Clarificateur: veut-on encore investir dans le plan A? (CD&V)

Pour le CD&V, il faudra établir cette semaine si les partis veulent encore investir dans le "plan A". Le Bureau du CD&V s'est inquiété lundi de "l'agressivité verbale" qui régit les relations des partenaires associés au cours des derniers mois à la négociation pour la formation d'un nouveau gouvernement. Le parti dit rejeter cette façon d'agir et opter pour sa part pour un "radicalisme raisonnable" (radicale redelijkheid).

"Radicalisme, parce que nous restons sur notre ligne en ce qui concerne le fond: il faut un gouvernement de plein exercice , il faut une réforme de l'Etat conforme à la note octopus flamande et BHV doit être scindé.

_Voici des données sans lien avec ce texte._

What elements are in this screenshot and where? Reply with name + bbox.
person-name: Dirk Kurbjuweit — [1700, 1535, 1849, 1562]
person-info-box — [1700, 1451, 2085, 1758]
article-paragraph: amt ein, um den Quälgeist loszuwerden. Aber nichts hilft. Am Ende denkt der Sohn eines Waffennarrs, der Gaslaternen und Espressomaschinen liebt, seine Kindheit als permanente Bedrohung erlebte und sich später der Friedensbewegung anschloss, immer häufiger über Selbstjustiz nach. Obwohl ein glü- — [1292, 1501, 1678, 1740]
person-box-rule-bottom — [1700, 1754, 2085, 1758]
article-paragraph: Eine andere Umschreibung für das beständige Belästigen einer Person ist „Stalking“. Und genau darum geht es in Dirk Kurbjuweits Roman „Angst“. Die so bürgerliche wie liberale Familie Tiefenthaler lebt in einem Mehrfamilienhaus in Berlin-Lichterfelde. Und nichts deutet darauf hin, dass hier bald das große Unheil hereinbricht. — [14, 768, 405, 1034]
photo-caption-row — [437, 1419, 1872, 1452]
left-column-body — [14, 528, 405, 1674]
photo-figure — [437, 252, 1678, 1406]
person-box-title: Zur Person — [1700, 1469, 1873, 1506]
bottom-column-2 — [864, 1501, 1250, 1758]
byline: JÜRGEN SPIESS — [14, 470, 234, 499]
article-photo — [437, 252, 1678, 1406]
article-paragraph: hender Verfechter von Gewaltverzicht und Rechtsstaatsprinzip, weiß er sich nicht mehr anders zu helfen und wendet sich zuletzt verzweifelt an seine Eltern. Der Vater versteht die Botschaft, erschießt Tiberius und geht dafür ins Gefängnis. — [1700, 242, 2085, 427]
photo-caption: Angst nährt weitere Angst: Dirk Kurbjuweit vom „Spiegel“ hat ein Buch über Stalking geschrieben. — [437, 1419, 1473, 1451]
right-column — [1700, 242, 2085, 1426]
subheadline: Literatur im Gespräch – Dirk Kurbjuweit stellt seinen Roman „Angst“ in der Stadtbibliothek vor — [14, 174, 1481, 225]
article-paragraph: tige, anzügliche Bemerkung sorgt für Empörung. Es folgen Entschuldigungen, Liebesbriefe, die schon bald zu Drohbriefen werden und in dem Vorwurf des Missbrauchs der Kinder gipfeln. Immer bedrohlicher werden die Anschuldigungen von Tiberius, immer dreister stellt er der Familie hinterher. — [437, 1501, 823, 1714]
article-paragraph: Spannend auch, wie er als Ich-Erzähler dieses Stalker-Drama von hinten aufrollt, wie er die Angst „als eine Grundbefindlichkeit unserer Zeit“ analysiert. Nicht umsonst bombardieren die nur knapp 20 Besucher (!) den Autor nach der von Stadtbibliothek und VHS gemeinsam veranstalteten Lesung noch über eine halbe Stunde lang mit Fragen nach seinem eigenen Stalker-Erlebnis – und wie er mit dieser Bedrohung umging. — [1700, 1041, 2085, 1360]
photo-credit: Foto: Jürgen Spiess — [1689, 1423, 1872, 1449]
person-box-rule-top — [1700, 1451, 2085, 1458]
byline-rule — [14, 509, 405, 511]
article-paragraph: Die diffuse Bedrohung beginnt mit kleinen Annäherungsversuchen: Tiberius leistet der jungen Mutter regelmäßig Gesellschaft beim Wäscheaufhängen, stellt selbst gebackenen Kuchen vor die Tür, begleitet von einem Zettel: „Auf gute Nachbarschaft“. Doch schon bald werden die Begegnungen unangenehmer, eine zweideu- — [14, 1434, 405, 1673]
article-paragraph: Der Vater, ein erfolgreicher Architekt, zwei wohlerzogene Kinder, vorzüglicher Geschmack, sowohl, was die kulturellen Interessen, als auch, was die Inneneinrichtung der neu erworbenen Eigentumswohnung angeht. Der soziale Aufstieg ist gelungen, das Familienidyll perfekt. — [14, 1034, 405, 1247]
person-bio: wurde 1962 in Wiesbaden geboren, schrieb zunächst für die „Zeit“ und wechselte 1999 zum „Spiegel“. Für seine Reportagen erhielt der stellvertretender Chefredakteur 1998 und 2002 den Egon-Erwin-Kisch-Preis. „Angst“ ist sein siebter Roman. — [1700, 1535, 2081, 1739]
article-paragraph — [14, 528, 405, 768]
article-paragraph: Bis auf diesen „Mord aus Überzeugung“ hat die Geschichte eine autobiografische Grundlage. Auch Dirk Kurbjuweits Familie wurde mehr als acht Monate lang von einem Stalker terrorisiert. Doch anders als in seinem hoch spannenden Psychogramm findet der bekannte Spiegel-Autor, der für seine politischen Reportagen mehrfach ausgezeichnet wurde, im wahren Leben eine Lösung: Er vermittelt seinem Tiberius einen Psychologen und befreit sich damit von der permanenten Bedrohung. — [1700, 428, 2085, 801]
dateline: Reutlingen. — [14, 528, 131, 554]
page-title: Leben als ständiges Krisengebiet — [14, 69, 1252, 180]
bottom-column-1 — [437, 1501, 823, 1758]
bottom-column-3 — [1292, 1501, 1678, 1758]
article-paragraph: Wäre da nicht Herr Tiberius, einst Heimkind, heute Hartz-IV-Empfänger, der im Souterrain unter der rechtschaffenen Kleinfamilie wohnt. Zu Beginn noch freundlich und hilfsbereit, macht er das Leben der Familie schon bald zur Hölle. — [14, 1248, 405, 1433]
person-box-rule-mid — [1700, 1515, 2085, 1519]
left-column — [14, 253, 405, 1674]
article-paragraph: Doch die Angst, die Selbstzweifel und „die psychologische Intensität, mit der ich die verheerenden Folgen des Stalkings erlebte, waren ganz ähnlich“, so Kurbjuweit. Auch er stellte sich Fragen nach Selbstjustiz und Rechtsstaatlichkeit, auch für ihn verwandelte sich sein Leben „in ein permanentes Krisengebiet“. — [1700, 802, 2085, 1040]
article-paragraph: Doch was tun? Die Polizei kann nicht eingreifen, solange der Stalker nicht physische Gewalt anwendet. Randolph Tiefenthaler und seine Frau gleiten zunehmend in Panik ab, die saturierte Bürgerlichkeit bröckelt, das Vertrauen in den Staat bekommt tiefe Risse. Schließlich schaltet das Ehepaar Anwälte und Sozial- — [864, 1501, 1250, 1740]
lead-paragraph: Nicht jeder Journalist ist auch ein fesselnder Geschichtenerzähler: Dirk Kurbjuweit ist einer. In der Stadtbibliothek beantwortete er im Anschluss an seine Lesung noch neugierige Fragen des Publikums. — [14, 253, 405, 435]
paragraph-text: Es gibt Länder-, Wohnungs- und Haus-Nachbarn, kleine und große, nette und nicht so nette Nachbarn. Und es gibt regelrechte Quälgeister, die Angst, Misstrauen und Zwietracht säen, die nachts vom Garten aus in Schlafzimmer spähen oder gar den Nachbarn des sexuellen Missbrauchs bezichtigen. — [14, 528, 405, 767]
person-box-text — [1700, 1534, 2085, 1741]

Raisonnable, parce que ces buts ne peuvent être atteints que par la négociation sur des propositions concrètes, par le respect entre les partenaires et par la discrétion", dit le président Wouter Beke dans un communiqué.

Le CD&V en appelle à chacun pour mettre toute son énergie dans la négociation d'une réforme de l'Etat plutôt que dans un jeu qui consiste à s'envoyer des reproches et se rejeter les responsabilités.

Le parti ajoute qu'il faudra déterminer dans la semaine à venir si les partis veulent encore investir dans le "plan A", à savoir une réforme de l'Etat, une vraie scission de BHV et un vrai gouvernement fédéral.

"La réponse du CD&V est claire: c'est oui", conclut le communiqué. (AHO)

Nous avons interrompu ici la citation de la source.